One way to address this downlink bottleneck of Cubesat optical payload is through intelligent onboard processing. Various methods exist to filter through the large volumes of data and only select the data of interest to download. Some call it intelligent automation of Cubesat optical payloads. However, due to limited electrical and processing power on Cubesats, this is easier said than done.

Bottleneck #6 - Image distribution swiftness

Getting your hands on the correct Earth Observation data, where and when you need it, is easier said than done. There are multiple providers, and the procurement process is quite daunting with cumbersome licensing arrangements. Furthermore, prices vary, and the process from enquiry to receiving the data can take a while. In short, although various companies are addressing these issues, Earth Observation data is not always available at the press of a button.

Additionally, larger satellites operators with deep pockets already addressed the data correction and calibration bottlenecks that exist in the process of transforming the data from raw images to a proper GeoTIFF format. Unfortunately, this is not always the case for smaller Cubesat optical payload operators.
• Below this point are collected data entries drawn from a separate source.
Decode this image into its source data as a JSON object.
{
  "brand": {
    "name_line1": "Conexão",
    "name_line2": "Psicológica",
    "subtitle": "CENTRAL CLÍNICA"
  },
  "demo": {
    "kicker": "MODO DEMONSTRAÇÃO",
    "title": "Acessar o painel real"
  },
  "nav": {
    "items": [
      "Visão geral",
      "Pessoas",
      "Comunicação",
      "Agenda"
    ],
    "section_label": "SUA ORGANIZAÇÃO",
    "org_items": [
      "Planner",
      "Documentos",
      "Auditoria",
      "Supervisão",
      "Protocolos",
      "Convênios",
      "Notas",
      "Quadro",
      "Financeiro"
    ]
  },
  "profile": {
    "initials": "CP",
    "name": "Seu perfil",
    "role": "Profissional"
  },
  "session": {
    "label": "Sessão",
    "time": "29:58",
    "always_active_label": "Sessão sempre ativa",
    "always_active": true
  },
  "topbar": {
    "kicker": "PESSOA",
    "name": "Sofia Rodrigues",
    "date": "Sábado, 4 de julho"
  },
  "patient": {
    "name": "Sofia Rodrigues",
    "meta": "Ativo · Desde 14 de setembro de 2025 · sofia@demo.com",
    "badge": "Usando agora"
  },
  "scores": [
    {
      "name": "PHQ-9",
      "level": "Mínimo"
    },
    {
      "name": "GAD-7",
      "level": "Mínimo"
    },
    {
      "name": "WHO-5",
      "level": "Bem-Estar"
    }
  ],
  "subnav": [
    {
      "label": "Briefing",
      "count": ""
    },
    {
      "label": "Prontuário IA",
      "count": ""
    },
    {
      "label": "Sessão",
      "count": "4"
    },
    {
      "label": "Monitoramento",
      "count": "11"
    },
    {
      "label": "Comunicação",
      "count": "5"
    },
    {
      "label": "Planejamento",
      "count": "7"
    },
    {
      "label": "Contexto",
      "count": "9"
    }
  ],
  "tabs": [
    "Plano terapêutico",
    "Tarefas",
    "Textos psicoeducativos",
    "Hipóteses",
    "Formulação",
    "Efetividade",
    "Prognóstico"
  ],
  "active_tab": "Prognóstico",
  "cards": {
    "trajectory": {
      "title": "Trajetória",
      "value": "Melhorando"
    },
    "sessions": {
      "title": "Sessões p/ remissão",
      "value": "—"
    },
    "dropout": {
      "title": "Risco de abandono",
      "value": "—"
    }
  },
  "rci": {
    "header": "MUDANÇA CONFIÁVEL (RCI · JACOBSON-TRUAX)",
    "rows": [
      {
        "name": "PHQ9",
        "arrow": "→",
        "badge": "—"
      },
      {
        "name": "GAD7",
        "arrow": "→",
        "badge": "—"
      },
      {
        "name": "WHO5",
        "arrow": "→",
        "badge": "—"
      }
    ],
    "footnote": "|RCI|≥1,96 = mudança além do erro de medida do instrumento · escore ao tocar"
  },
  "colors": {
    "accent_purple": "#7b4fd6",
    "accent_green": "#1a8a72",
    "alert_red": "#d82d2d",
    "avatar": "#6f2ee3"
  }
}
In many cases, a data correction, calibration and distribution strategy is the last thing a new Cubesat optical payload operator addresses, and frequently no budget.

Bottleneck #7 - Imager processing time

Over the last ten to twenty years, the image processing landscape changed dramatically. This change is driven by new AI/LM computing methods, readily available computing power in cloud computing facilities and advances in big-data handling. However, the Earth Observation downstream segment is fragmented, with the more prominent EO data processing companies only relying on the established data providers as a source for data.  

Geospatial analysis and application developers are scarce resources. Furthermore, the new kids on the block are struggling to get their data in the hand of application developers and large scale adoption to the, sometimes, less valued data.

On top of that, prioritizing data processing and analytics is also a challenge. In many cases, the smaller players are required to stand in the back of the queue. However, when timely insight within specific domains, like agriculture, is required, a few hours can significantly impact the outcome of decisions.

These bottlenecks may not be a direct consequence of the Cubesat optical payload, but it directly impacts the conceived value that this industry can deliver. Nevertheless, we are seeing downstream data companies addressing these issues, but it remains the responsibility of the Cubesat optical payload operator to engage with these service providers early on. They can make or break an Earth Observation data supplier business.

The Bottom Line:

The Earth Observation bottlenecks for Cubesat optical payloads are real and there is ways to overcome it. But, then again, these solutions do have limitations, and it is the responsibility of the mission operator to understand these bottlenecks early on. Therefore, the best recommendation that we at Simera Sense can provide is to engage with all the various stakeholders along the value chain as early as possible.